The attentive reader might be wondering how the PingPong program begins execution. The machine Client is annotated with main to indicate that program execution begins with a single instance of Client entering state Init. Let us call this Client instance X. X creates an instance of Server and raises SUCCESS to enter state SendPing. Let us call this Server instance Y; it begins execution in state WaitPing of Server. From this point on, X and Y exchange PING and PONG messages, where X cycles between SendPing and WaitPong and Y cycles between WaitPing and SendPong.

The most important safety specification of a P program is that every event dequeued by a machine is handled; otherwise, the P runtime throws an "UnhandledEvent" exception. The PingPong program satisfies this specification, since the Server machine handles the PING event, and the Client machine handles the PONG event in every state where an event dequeue is possible.
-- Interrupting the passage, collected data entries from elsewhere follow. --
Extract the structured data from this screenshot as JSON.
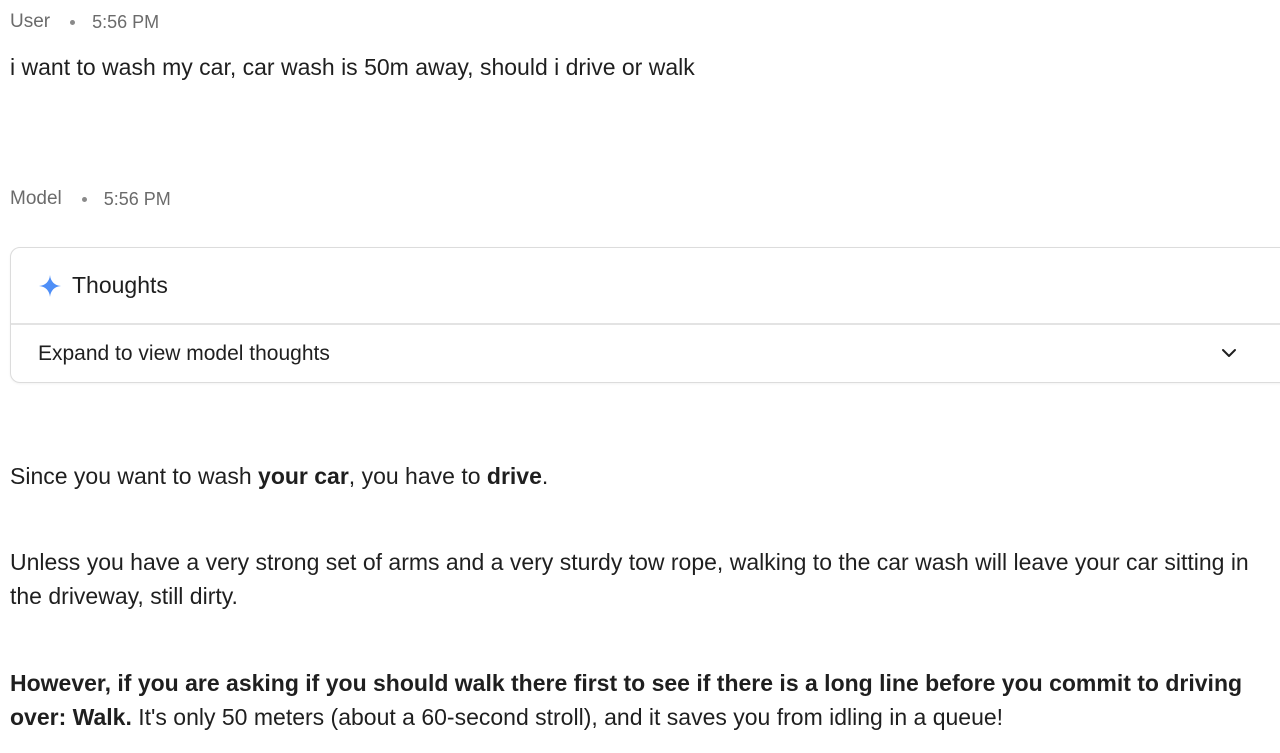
{
  "user_turn": {
    "role": "User",
    "time": "5:56 PM",
    "message": "i want to wash my car, car wash is 50m away, should i drive or walk"
  },
  "model_turn": {
    "role": "Model",
    "time": "5:56 PM",
    "thoughts": {
      "title": "Thoughts",
      "expand_label": "Expand to view model thoughts",
      "icon": "sparkle-icon",
      "accent_color": "#4f8ff7"
    },
    "response": {
      "p1_a": "Since you want to wash ",
      "p1_b": "your car",
      "p1_c": ", you have to ",
      "p1_d": "drive",
      "p1_e": ".",
      "p2": "Unless you have a very strong set of arms and a very sturdy tow rope, walking to the car wash will leave your car sitting in the driveway, still dirty.",
      "p3_bold": "However, if you are asking if you should walk there first to see if there is a long line before you commit to driving over: Walk.",
      "p3_rest": " It's only 50 meters (about a 60-second stroll), and it saves you from idling in a queue!"
    }
  }
}
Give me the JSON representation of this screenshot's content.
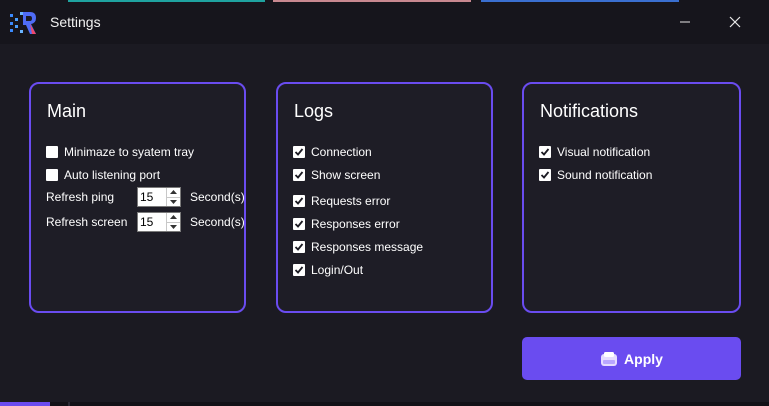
{
  "window": {
    "title": "Settings",
    "accent_color": "#6a4cf0"
  },
  "titlebar": {
    "minimize_icon": "minimize-icon",
    "close_icon": "close-icon"
  },
  "main_panel": {
    "title": "Main",
    "checkboxes": [
      {
        "label": "Minimaze to syatem tray",
        "checked": false
      },
      {
        "label": "Auto listening port",
        "checked": false
      }
    ],
    "refresh_ping": {
      "label": "Refresh ping",
      "value": "15",
      "unit": "Second(s)"
    },
    "refresh_screen": {
      "label": "Refresh screen",
      "value": "15",
      "unit": "Second(s)"
    }
  },
  "logs_panel": {
    "title": "Logs",
    "checkboxes": [
      {
        "label": "Connection",
        "checked": true
      },
      {
        "label": "Show screen",
        "checked": true
      },
      {
        "label": "Requests error",
        "checked": true
      },
      {
        "label": "Responses error",
        "checked": true
      },
      {
        "label": "Responses message",
        "checked": true
      },
      {
        "label": "Login/Out",
        "checked": true
      }
    ]
  },
  "notifications_panel": {
    "title": "Notifications",
    "checkboxes": [
      {
        "label": "Visual notification",
        "checked": true
      },
      {
        "label": "Sound notification",
        "checked": true
      }
    ]
  },
  "apply_button": {
    "label": "Apply",
    "icon": "save-disk-icon"
  }
}
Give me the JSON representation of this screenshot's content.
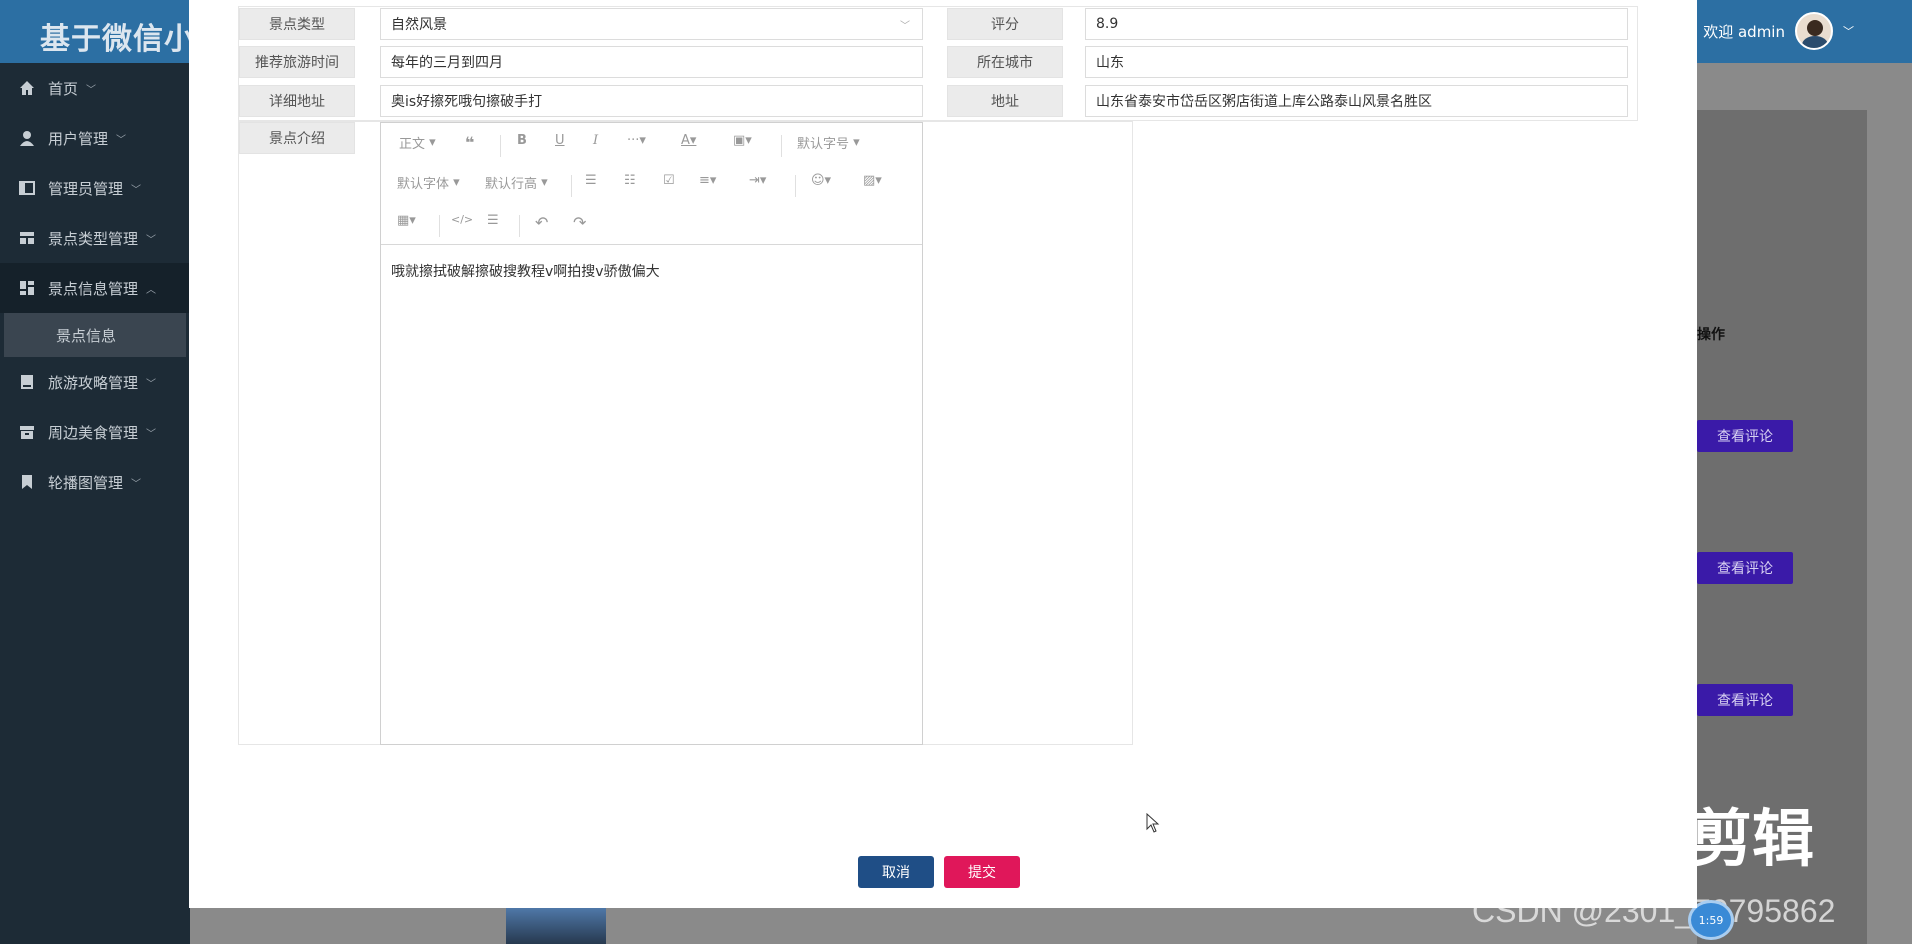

In order to terminate a state machine cleanly, there is a special halt event. Termination of a machine due to an unhandled halt event is a valid behavior and does not throw the UnhandledEvent exception. Therefore, a machine can be halted by queuing a halt event to it. From the point of view of formal operational semantics, a halted machine is fully receptive and consumes any event that is sent to it. The P runtime implements this semantics efficiently by cleaning up resources allocated with the halting machine and recording that the machine has halted. An event sent to a halted machine is simply dropped. A halted machine cannot be restarted; it remains halted forever.